The wheel strategy is straightforward in concept but full of traps in practice. After reviewing hundreds of wheel trading accounts, the same mistakes appear over and over. Here are the worst ones and how to avoid them.

Pitfall 1: Selling Puts on Stocks You Do Not Want to Own

Chasing high premiums on stocks you would never buy leads to grudging assignments and panic selling. Fix: Ask "Would I buy this stock at this price with no premium?" If no, skip it.

Pitfall 2: Wheeling Through Earnings

Stocks regularly gap 10-20% after earnings. Fix: Close or roll positions before earnings. OptionsPilot's earnings calendar alerts you 7 days before any wheel stock reports.

Pitfall 3: No Position Sizing Rules

Putting 40-50% into one position means one bad stock wipes out months of profits. Fix: Cap individual positions at 15-20% of your account.

Pitfall 4: Refusing to Take a Loss

Holding a stock down 30% and grinding covered calls for months traps your capital. Fix: Set a maximum loss threshold (20-25%) and exit when hit. Reallocate to better opportunities.

Pitfall 5: Selling Covered Calls Too Aggressively

Getting assigned at $50 and selling a $50 call means a bounce to $55 calls your shares away at a loss. Fix: Sell covered calls at or above your cost basis.
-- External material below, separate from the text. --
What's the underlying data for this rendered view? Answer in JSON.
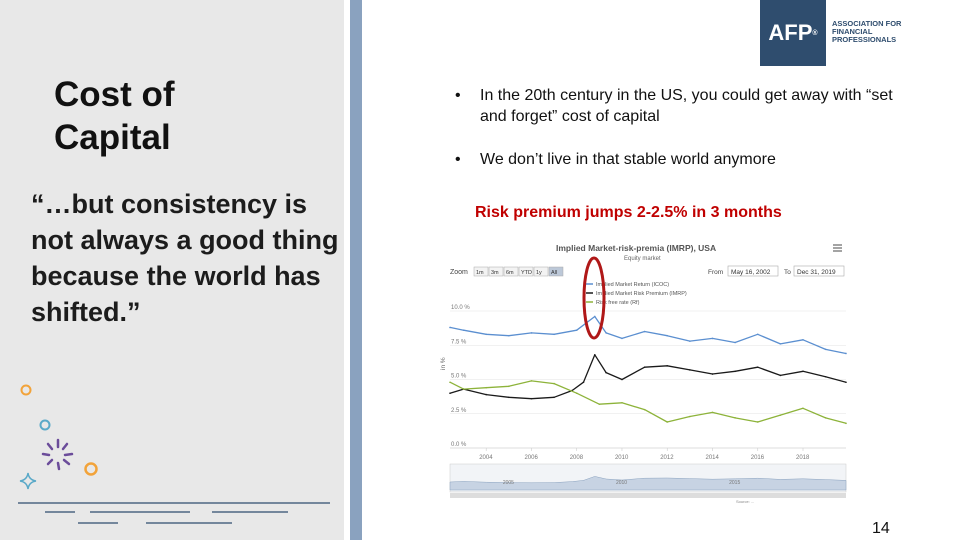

Pitfall 6: Ignoring Implied Volatility

Selling puts regardless of IV rank means you are sometimes undercompensated for risk. Fix: Track IV rank. Sell more aggressively above IV rank 30. Be cautious below 15.

Pitfall 7: Over-Rolling

Constantly rolling losing positions forward delays the loss but does not eliminate it. Fix: Roll once, maybe twice. After that, take the assignment or close.

Pitfall 8: Wheeling Only One Stock

Any single stock can drop 40%+ in a bad year, erasing everything. Fix: Minimum 3 positions across different sectors.

Pitfall 9: Not Tracking Trades

Without data, you do not know your real win rate or whether you are actually profitable after commissions. Fix: Track every trade in a spreadsheet or use OptionsPilot to automatically log trades and calculate performance.

Pitfall 10: Selling Puts on the Way Down

Catching a falling knife with put selling adds exposure to a declining asset. Fix: Wait for signs of stabilization — support levels, volume patterns, or a week of sideways action.

Pitfall 11: Ignoring the Macro Environment

Running the same aggressive parameters during a bear market accelerates losses. Fix: Lower your delta and increase cash reserves in high-VIX environments.

Pitfall 12: Comparing to the Wrong Benchmark

Comparing wheel returns to the S&P 500 during a bull run makes you second-guess the strategy. Fix: Benchmark against risk-adjusted returns. The wheel will lag in bull markets and outperform in bear and sideways markets.

Bottom Line

Every experienced wheel trader has made at least half of these mistakes. The difference between successful and unsuccessful traders is recognizing them quickly and having rules that prevent repeated errors.